Differently colored WASD keys

(Image Credit:  Slash Gear)

That's not to say that I don't or that you can't relate to the keyboard in different ways. These early typing games worked hard to cultivate a specifically productive relationship between the keyboard and my fingers. They focused on speed and precision and largely situated the keyboard as a tool to be mastered. The dissonance between the keys and fingers, the utter unnaturalness of it all, was something to be smoothed over--from my mind to the computer's screen with nothing in-between. This same effaced immediacy is disciplined through other games, as well. After years of playing first person shooters resting my right hand fingers on wasd, left hand on the mouse, almost feels as natural as the home row. More than any particular intent that I carry with me it is where my hands rest on the keyboard that dictates what I will be doing with my computer. Different games, of course, situate keyboard interactions differently. Hotkey heavy games like Starcraft (and I am awful at Starcraft and even worse at keyboard use in Starcraft, so take this as an unfamiliar and awkward perspective) configure the keyboard less a controller and more a console or instrument panel. The perspective shifts from key presses contributing to the creation of a word or action and similar presses performing concrete actions. In some games every key carries the weight of punctuation. 

QWOP title screen

(Image credit: Steven LeMieux, QWOP screenshot)

And while some games, amongst other practices, work to naturalize our relationships with the keyboard through disciplinary practices there are other games that highlight just how strange these relationships are. There's nothing natural about the home row. QWOP, created by Bennet Foddy and launched in 2008, drastically breaks with common productive interactions with the keyboard. The game, named after the four keys it demands you use, asks the user to run a simple 100 meter dash. But rather than typing out words to move forward like early typing games or simply pressing W to move like in first person shooters the player is offered more direct control. Q and W control your runner’s thighs, and O and P his calves. Rather than controlling a runner you end up attempting to control a runner's legs. 

QWOP game play, falling down

(Image credit: Steven LeMieux, QWOP screenshot)

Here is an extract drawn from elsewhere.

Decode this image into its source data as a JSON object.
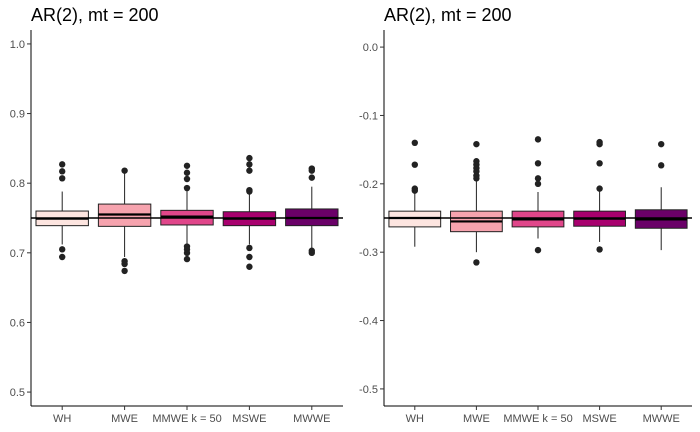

Attempting is the key word. It is a hard game, and the majority of my time playing has been spent sending my runner sprawling forward and backward. What the game highlights through these displays of muscle mangling is just how utterly unnatural this whole affair is. While I play I am constantly looking from the screen to my fingers to my legs attempting to wrap my head around how my fingers can relate to my legs. Standing at my desk I shift in place, fidget, work to control my legs with my fingers as I mime pressing the keys. How do my calves relate to my thighs? And how on earth do both sets work together to move me forward? Half the time I spend playing QWOP the runner stands there waiting for me to make my move. The keyboard becomes distinctly unproductive and explicitly foreign. I have never run more than five meters in QWOP, but some people have. They talk about achieving a rhythm, machine human synchronization (imperfect and ugly but a synchronization all the same), and in that moment of success I can't help but wonder if the game is closer to falling back into common disciple practices of naturalization than ever. 

(Video credit: PEROLINN)

Videos of these successful runs, though, make me think that Foddy has not only snatched victory from the jaws of defeat but has compounded the deeply disturbing experience of playing QWOP. The runner shifts and jerks awkwardly along the track. His halting gait is punctuated by brief moments of almost graceful performance. When both feet leave the ground I can't help but see the possibility for fluid motion, but then he lands with a shudder. These glitchy shudders and squats betray any possible rhythm that the player may have reached with his or her keyboard, and they point not only at the ever present friction between user and keyboard but at a complete lack of naturalness in the human. Thighs and calves and feet and running are bizarre. QWOP hints that these inborn connections and technologies aren't any more natural than the home row.